America's gun control laws are the loosest in the developed world and its rate of gun-related homicide is the highest. Of the world's 23 "rich" countries, the U.S. gun-related murder rate is almost 20 times that of the other 22. With almost one privately owned firearm per person, America's ownership rate is the highest in the world; tribal-conflict-torn Yemen is ranked second, with a rate about half of America's.

But what about the country at the other end of the spectrum? What is the role of guns in Japan, the developed world's least firearm-filled nation and perhaps its strictest controller? In 2008, the U.S. had over 12 thousand firearm-related homicides. All of Japan experienced only 11, fewer than were killed at the Aurora shooting alone. And that was a big year: 2006 saw an astounding two, and when that number jumped to 22 in 2007, it became a national scandal. By comparison, also in 2008, 587 Americans were killed just by guns that had discharged accidentally.

Almost no one in Japan owns a gun. Most kinds are illegal, with onerous restrictions on buying and maintaining the few that are allowed. Even the country's infamous, mafia-like Yakuza tend to forgo guns; the few exceptions tend to become big national news stories.

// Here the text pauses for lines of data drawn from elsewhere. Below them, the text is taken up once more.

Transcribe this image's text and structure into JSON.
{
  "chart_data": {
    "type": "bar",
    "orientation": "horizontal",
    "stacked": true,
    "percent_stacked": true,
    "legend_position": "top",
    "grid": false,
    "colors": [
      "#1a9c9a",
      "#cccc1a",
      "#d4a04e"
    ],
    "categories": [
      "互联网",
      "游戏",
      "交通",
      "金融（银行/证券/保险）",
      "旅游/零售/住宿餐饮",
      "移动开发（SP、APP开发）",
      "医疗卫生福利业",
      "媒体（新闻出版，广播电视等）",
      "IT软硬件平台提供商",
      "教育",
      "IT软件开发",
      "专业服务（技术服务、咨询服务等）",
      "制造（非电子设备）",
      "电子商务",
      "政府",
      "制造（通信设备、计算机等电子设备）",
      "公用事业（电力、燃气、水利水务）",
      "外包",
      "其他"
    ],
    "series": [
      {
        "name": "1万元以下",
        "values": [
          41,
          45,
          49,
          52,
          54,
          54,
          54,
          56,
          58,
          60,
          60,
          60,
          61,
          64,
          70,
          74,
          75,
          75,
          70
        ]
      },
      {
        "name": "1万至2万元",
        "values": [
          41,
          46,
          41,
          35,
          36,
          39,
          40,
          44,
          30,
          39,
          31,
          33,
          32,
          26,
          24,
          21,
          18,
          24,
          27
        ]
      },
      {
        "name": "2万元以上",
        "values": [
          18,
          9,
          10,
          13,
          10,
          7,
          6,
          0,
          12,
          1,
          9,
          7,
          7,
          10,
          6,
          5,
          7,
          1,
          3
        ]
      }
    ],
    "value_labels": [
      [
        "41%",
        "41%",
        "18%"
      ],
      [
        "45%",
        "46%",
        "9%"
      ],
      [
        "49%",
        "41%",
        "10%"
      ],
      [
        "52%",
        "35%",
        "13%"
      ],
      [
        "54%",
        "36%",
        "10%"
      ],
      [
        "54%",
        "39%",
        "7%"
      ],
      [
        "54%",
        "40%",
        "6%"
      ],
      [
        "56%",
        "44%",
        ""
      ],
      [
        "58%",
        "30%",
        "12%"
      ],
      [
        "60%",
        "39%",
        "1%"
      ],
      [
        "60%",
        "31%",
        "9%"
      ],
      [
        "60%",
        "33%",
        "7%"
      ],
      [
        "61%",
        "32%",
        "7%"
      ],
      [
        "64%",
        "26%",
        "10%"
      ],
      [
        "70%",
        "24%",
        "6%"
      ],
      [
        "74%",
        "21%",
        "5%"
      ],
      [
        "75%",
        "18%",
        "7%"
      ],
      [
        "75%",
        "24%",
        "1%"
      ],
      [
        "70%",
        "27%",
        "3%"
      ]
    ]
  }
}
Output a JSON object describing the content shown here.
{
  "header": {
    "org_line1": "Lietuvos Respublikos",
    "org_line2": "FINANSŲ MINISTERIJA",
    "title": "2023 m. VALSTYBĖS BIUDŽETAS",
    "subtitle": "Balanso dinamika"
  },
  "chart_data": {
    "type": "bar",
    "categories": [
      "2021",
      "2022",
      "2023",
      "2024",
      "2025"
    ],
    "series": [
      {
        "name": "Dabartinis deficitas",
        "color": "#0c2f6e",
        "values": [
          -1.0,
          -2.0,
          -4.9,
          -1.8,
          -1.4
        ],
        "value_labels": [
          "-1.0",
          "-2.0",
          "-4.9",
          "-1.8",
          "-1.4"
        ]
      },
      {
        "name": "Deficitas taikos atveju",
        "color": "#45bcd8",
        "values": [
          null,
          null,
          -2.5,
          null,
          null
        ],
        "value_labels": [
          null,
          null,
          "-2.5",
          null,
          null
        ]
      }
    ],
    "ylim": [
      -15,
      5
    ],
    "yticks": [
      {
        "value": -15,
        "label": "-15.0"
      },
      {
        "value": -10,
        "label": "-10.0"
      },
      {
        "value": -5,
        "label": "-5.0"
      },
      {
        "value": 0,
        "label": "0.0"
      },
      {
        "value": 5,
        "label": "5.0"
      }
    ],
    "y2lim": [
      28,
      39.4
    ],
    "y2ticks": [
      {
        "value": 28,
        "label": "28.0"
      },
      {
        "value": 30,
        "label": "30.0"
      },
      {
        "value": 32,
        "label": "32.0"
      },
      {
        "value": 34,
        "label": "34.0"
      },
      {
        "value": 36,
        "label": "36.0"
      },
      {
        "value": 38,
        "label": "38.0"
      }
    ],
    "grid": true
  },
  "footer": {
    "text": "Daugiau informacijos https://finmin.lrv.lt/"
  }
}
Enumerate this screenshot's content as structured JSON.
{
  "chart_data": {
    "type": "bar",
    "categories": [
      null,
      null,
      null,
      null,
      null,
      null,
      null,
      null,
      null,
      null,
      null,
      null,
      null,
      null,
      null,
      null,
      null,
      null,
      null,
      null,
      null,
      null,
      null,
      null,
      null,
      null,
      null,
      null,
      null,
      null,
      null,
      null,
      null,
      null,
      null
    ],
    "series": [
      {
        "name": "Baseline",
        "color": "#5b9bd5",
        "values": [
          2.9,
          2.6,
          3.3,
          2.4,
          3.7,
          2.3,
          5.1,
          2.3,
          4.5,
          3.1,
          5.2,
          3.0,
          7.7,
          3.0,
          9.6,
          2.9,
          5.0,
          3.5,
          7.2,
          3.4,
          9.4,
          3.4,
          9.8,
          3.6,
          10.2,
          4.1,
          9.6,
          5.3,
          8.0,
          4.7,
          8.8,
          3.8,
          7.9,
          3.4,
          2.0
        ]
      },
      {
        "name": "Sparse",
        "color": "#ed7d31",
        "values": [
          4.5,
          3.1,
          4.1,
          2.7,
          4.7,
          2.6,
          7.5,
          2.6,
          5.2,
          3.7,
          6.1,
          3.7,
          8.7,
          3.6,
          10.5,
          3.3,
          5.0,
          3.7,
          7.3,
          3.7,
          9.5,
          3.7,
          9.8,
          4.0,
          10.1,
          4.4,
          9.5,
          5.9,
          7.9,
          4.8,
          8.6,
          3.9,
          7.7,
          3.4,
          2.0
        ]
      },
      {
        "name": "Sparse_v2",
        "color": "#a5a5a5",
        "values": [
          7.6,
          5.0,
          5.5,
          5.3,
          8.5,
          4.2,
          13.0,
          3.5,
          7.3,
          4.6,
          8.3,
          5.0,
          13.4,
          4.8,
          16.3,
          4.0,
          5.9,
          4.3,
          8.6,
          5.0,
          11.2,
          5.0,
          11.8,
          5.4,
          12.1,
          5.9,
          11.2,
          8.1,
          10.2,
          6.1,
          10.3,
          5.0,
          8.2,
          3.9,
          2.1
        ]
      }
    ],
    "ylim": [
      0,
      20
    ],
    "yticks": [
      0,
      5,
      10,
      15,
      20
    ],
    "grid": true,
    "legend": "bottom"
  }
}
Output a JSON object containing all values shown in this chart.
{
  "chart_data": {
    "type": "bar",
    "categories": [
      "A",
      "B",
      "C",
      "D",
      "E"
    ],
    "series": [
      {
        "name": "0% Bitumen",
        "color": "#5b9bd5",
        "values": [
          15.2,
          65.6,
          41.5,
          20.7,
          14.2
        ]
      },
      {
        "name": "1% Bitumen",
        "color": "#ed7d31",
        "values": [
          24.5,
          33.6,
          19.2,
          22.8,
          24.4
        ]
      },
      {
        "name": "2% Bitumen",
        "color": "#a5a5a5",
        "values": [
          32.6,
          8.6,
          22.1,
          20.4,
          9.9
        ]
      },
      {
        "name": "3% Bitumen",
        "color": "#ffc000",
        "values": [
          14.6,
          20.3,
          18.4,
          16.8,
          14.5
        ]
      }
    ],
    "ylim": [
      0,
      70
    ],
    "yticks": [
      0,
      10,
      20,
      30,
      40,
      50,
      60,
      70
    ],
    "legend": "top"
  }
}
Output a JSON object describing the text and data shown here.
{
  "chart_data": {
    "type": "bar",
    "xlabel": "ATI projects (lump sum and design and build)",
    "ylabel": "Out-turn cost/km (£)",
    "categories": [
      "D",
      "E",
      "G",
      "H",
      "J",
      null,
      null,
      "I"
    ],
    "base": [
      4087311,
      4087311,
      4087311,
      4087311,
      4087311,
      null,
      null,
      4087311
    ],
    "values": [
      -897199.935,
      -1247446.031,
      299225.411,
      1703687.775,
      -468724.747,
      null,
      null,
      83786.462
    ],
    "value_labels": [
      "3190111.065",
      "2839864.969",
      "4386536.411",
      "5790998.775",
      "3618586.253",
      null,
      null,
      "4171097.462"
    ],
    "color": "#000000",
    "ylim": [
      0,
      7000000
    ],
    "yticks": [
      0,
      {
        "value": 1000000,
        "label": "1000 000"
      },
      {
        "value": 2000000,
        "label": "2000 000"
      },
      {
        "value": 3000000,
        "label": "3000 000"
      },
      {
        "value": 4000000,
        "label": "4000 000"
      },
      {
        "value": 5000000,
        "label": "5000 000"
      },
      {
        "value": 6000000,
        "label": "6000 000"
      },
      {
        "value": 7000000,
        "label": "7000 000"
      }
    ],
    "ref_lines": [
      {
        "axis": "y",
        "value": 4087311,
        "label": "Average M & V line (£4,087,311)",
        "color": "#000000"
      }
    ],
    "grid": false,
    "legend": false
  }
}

The Japanese and American ways of thinking about crime, privacy, and police powers are so different -- and Japan is such a generally peaceful country -- that it's functionally impossible to fully isolate and compare the two gun control regiments. It's not much easier to balance the costs and benefits of Japan's unusual approach, which helps keep its murder rate at the second-lowest in the world, though at the cost of restrictions that Kopel calls a "police state," a worrying suggestion that it hands the government too much power over its citizens. After all, the U.S. constitution's second amendment is intended in part to maintain "the security of a free State" by ensuring that the government doesn't have a monopoly on force. Though it's worth considering another police state here: Tunisia, which had the lowest firearm ownership rate in the world (one gun per thousand citizens, compared to America's 890) when its people toppled a brutal, 24-year dictatorship and sparked the Arab Spring.